Ah, sorry. I was quoting @vulpesx‘s bit of code, there (pub fn Managed…) and didn’t mean to overly connect that. HOW you might use such a Managed struct with only those two fields is certainly debatable, but I guess, though odd to me, it could be that the “managed” Playlist implementation might have a field of type Managed(ArrayList), and, within the implementation of Playlist, the developer might use that (via myArrayList.unmanaged.append(myArrayList.allocator, node)or something of the sort)… but the user of the Playlist itself, by some other party, is another implication of what’s being discussed – there, playlistA.append(alloc, value) would of course only be possible if the implementer of the PlaylistA struct actually REFUSED to manage the allocator within. playlistB.append(value) could be implemented, within, by having an allocator field in the PlaylistB struct OR, perhaps, by using this Managed struct offered by @vulpesx, which holds the allocator itself - in both of these cases, PlaylistB would be taking “management responsibilities”. In neither case would an ArrayListManaged really be “necessary”, even if some found it a little convenient.
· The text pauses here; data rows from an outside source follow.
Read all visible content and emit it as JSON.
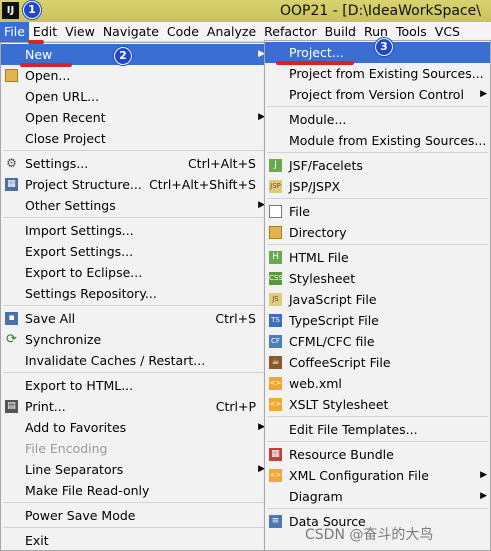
{
  "window": {
    "title": "OOP21 - [D:\\IdeaWorkSpace\\"
  },
  "menubar": [
    "File",
    "Edit",
    "View",
    "Navigate",
    "Code",
    "Analyze",
    "Refactor",
    "Build",
    "Run",
    "Tools",
    "VCS"
  ],
  "file_menu": {
    "items": [
      {
        "label": "New",
        "submenu": true
      },
      {
        "label": "Open...",
        "icon": "folder-icon"
      },
      {
        "label": "Open URL..."
      },
      {
        "label": "Open Recent",
        "submenu": true
      },
      {
        "label": "Close Project"
      },
      {
        "label": "Settings...",
        "shortcut": "Ctrl+Alt+S",
        "icon": "gear-icon"
      },
      {
        "label": "Project Structure...",
        "shortcut": "Ctrl+Alt+Shift+S",
        "icon": "project-structure-icon"
      },
      {
        "label": "Other Settings",
        "submenu": true
      },
      {
        "label": "Import Settings..."
      },
      {
        "label": "Export Settings..."
      },
      {
        "label": "Export to Eclipse..."
      },
      {
        "label": "Settings Repository..."
      },
      {
        "label": "Save All",
        "shortcut": "Ctrl+S",
        "icon": "save-icon"
      },
      {
        "label": "Synchronize",
        "icon": "sync-icon"
      },
      {
        "label": "Invalidate Caches / Restart..."
      },
      {
        "label": "Export to HTML..."
      },
      {
        "label": "Print...",
        "shortcut": "Ctrl+P",
        "icon": "print-icon"
      },
      {
        "label": "Add to Favorites",
        "submenu": true
      },
      {
        "label": "File Encoding",
        "disabled": true
      },
      {
        "label": "Line Separators",
        "submenu": true
      },
      {
        "label": "Make File Read-only"
      },
      {
        "label": "Power Save Mode"
      },
      {
        "label": "Exit"
      }
    ]
  },
  "new_menu": {
    "items": [
      {
        "label": "Project..."
      },
      {
        "label": "Project from Existing Sources..."
      },
      {
        "label": "Project from Version Control",
        "submenu": true
      },
      {
        "label": "Module..."
      },
      {
        "label": "Module from Existing Sources..."
      },
      {
        "label": "JSF/Facelets",
        "icon": "jsf-icon"
      },
      {
        "label": "JSP/JSPX",
        "icon": "jsp-icon"
      },
      {
        "label": "File",
        "icon": "file-icon"
      },
      {
        "label": "Directory",
        "icon": "folder-icon"
      },
      {
        "label": "HTML File",
        "icon": "html-icon"
      },
      {
        "label": "Stylesheet",
        "icon": "css-icon"
      },
      {
        "label": "JavaScript File",
        "icon": "javascript-icon"
      },
      {
        "label": "TypeScript File",
        "icon": "typescript-icon"
      },
      {
        "label": "CFML/CFC file",
        "icon": "cfml-icon"
      },
      {
        "label": "CoffeeScript File",
        "icon": "coffeescript-icon"
      },
      {
        "label": "web.xml",
        "icon": "xml-icon"
      },
      {
        "label": "XSLT Stylesheet",
        "icon": "xslt-icon"
      },
      {
        "label": "Edit File Templates..."
      },
      {
        "label": "Resource Bundle",
        "icon": "resource-bundle-icon"
      },
      {
        "label": "XML Configuration File",
        "submenu": true,
        "icon": "xml-config-icon"
      },
      {
        "label": "Diagram",
        "submenu": true
      },
      {
        "label": "Data Source",
        "icon": "data-source-icon"
      }
    ]
  },
  "annotations": {
    "badge1": "1",
    "badge2": "2",
    "badge3": "3"
  },
  "watermark": "CSDN @奋斗的大鸟",
  "colors": {
    "highlight": "#3a6ed3",
    "badge": "#1f49c7",
    "marker": "#e02020"
  }
}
The question is: does the perceived convenience outweigh this particular ethos in the language, about “hiddenness”, at least at the STD level and below.

Oops… didn’t finish reading before replying…

Ah, yes, you’re clearly a step beyond me; I wasn’t thinking of an elegant solution! :slight_smile:

That’s all that occurred to me! And, indeed… seems ugly, even though you offer a slimmer variant than I, trying to illustrate the awkwardness.

Managed(Unmanaged) was a silly idea I had in the moment, It was not meant to be a serious suggestion, more of a highlight of how trivial it is.